Mais qu’était-ce donc, pour Giono, que « la situation présente » ? La Lettre aux Paysans sur la Pauvreté et la Paix prétend très explicitement n’être pas autre chose que la réponse du bon sens à la folie du jour. Elle ne fait que regarder 1938 comme ce moment où, en effet, tout semble en train de basculer de l’autre côté d’une ligne invisible et mouvante qui, logiquement, ne devrait même pas pouvoir être atteinte et qui, pourtant, s’avère avoir été réellement dépassée depuis longtemps, cette limite du progrès de l’humanité qui fait passer celle-ci d’un état où tout est possible à celui où tout est devenu impossible, et d’abord la paix :
« Le sens qui nous vient de plus en plus d’instinct en 1938, où toutes les découvertes de la technique nous ont donné une radieuse opulence, c’est que la paix est difficile. Ah ! même, c’est que la paix est impossible. » [7]

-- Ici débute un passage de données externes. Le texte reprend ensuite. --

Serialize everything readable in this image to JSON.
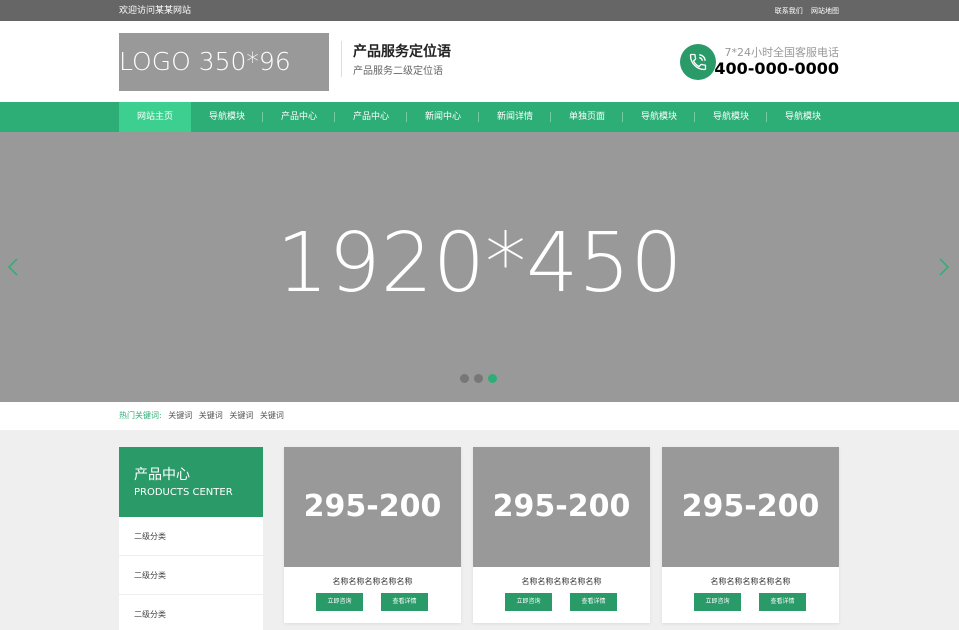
{
  "topbar": {
    "welcome": "欢迎访问某某网站",
    "links": [
      "联系我们",
      "网站地图"
    ]
  },
  "header": {
    "logo_text": "LOGO 350*96",
    "slogan_main": "产品服务定位语",
    "slogan_sub": "产品服务二级定位语",
    "hotline_label": "7*24小时全国客服电话",
    "hotline_number": "400-000-0000"
  },
  "nav": {
    "items": [
      "网站主页",
      "导航模块",
      "产品中心",
      "产品中心",
      "新闻中心",
      "新闻详情",
      "单独页面",
      "导航模块",
      "导航模块",
      "导航模块"
    ],
    "active_index": 0
  },
  "banner": {
    "text": "1920*450",
    "slide_count": 3,
    "active_slide": 3
  },
  "keywords": {
    "label": "热门关键词:",
    "items": [
      "关键词",
      "关键词",
      "关键词",
      "关键词"
    ]
  },
  "sidebar": {
    "title_cn": "产品中心",
    "title_en": "PRODUCTS CENTER",
    "items": [
      "二级分类",
      "二级分类",
      "二级分类"
    ]
  },
  "products": [
    {
      "image_text": "295-200",
      "name": "名称名称名称名称名称",
      "consult_label": "立即咨询",
      "detail_label": "查看详情"
    },
    {
      "image_text": "295-200",
      "name": "名称名称名称名称名称",
      "consult_label": "立即咨询",
      "detail_label": "查看详情"
    },
    {
      "image_text": "295-200",
      "name": "名称名称名称名称名称",
      "consult_label": "立即咨询",
      "detail_label": "查看详情"
    }
  ],
  "colors": {
    "nav_green": "#2eae77",
    "dark_green": "#2a9a68",
    "active_nav": "#3ccf8f",
    "placeholder_gray": "#999999"
  },
  "icons": {
    "phone": "phone-icon",
    "prev": "chevron-left-icon",
    "next": "chevron-right-icon"
  }
}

On ne peut pas dire qu’il ignore tout du contexte dans lequel il écrit. Il choisit en connaissance de cause, il prend « le parti de l’impossible », au sens que revêt cette expression sous la plume de Jean Cassou : « ce tout premier balbutiement de la conscience qui avait dit non à l’évidence et pris le parti de l’improbable, de l’impossible [8] ». Il faut prendre au sérieux Giono lorsqufil écrit, dans Précisions, les seules lignes par lesquelles il ait parlé rétrospectivement de la Lettre aux Paysans :
« En juillet dernier, j’écrivais une lettre désespérée aux paysans sur la pauvreté et la paix. Je croyais qu’il ne fallait plus compter sur les ouvriers pour tuer la guerre. Tous mes amis me disaient que j’avais tort ; je croyais avoir raison. Je voyais sous mes yeux le travail pacifique paysan et je voyais l’image que le parti communiste faisait des ouvriers. Il me semblait que les paysans étaient notre dernière ressource, notre dernier espoir. Je sentais que la guerre s’approchait de nous en se ruant de tous les côtés sur nos petites vallées comme une avalanche déracinée autour de nous de tous les sommets à la fois et j’écrivis violemment cette lettre désespérée aux paysans… [9] »

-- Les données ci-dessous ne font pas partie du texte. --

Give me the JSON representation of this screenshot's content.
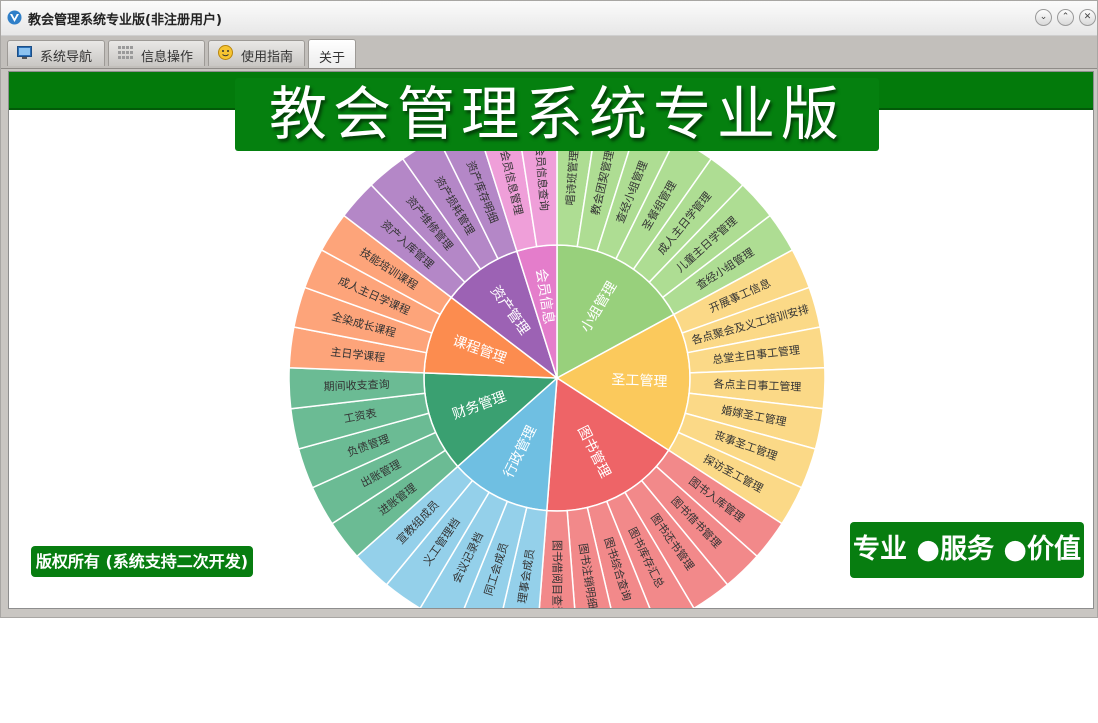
{
  "window": {
    "title": "教会管理系统专业版(非注册用户)",
    "controls": [
      "⌄",
      "⌃",
      "✕"
    ]
  },
  "tabs": [
    {
      "label": "系统导航",
      "icon": "monitor-icon"
    },
    {
      "label": "信息操作",
      "icon": "grid-icon"
    },
    {
      "label": "使用指南",
      "icon": "help-face-icon"
    },
    {
      "label": "关于",
      "icon": "",
      "active": true
    }
  ],
  "about": {
    "banner_title": "教会管理系统专业版",
    "copyright": "版权所有 (系统支持二次开发)",
    "slogan": "专业 ●服务 ●价值"
  },
  "colors": {
    "brand_green": "#077d10",
    "band_green": "#037a0b"
  },
  "chart_data": {
    "type": "sunburst",
    "categories": [
      {
        "name": "小组管理",
        "color": "#98d07c",
        "outer_color": "#aedd93",
        "children": [
          "唱诗班管理",
          "教会团契管理",
          "查经小组管理",
          "圣餐组管理",
          "成人主日学管理",
          "儿童主日学管理",
          "查经小组管理"
        ]
      },
      {
        "name": "圣工管理",
        "color": "#fbc95c",
        "outer_color": "#fbd987",
        "children": [
          "开展事工信息",
          "各点聚会及义工培训安排",
          "总堂主日事工管理",
          "各点主日事工管理",
          "婚嫁圣工管理",
          "丧事圣工管理",
          "探访圣工管理"
        ]
      },
      {
        "name": "图书管理",
        "color": "#ee6467",
        "outer_color": "#f2898a",
        "children": [
          "图书入库管理",
          "图书借书管理",
          "图书还书管理",
          "图书库存汇总",
          "图书综合查询",
          "图书注销明细",
          "图书借阅目查询"
        ]
      },
      {
        "name": "行政管理",
        "color": "#6fbfe2",
        "outer_color": "#94d0ea",
        "children": [
          "理事会成员",
          "同工会成员",
          "会议记录档",
          "义工管理档",
          "宣教组成员"
        ]
      },
      {
        "name": "财务管理",
        "color": "#3aa071",
        "outer_color": "#6bbb94",
        "children": [
          "进账管理",
          "出账管理",
          "负债管理",
          "工资表",
          "期间收支查询"
        ]
      },
      {
        "name": "课程管理",
        "color": "#fc8c4f",
        "outer_color": "#fda47a",
        "children": [
          "主日学课程",
          "全染成长课程",
          "成人主日学课程",
          "技能培训课程"
        ]
      },
      {
        "name": "资产管理",
        "color": "#9c62b4",
        "outer_color": "#b487c7",
        "children": [
          "资产入库管理",
          "资产维修管理",
          "资产损耗管理",
          "资产库存明细"
        ]
      },
      {
        "name": "会员信息",
        "color": "#e47dcb",
        "outer_color": "#ef9fd9",
        "children": [
          "会员信息管理",
          "会员信息查询"
        ]
      }
    ]
  }
}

Pour Giono comme pour Simone Weil, « la situation présente », le contexte, est bien dominée par ces événements que sont la guerre d’Espagne d’un côté, la crise des Sudètes et l’Anschluss de l’autre (« Je sais qu’il y a la Tchécoslovaquie », lit-on aussi dans Précisions), mais ces événements sont considérés par lui au travers d’un prisme national dans lequel il n’est nullement évident que le bon droit soit d’un côté et le mauvais de l’autre. La Tchécoslovaquie, pour Giono, est le théâtre d’une scène qu’il se représente ainsi :
« Il y avait d’un côté des Allemands qui voulaient redevenir allemands. C’était leur droit le plus strict. Il y avait aussi les usines Skoda dont le directeur français signait en tête des pétitions pour réclamer l’opposition de « la vaillante armée française » à l’exercice de ce droit ; au nom d’une autre conception personnelle du droit. Il n’y avait là, ni pour un Tchèque, ni pour un Slovaque, ni pour un Français des raisons de mourir. [10]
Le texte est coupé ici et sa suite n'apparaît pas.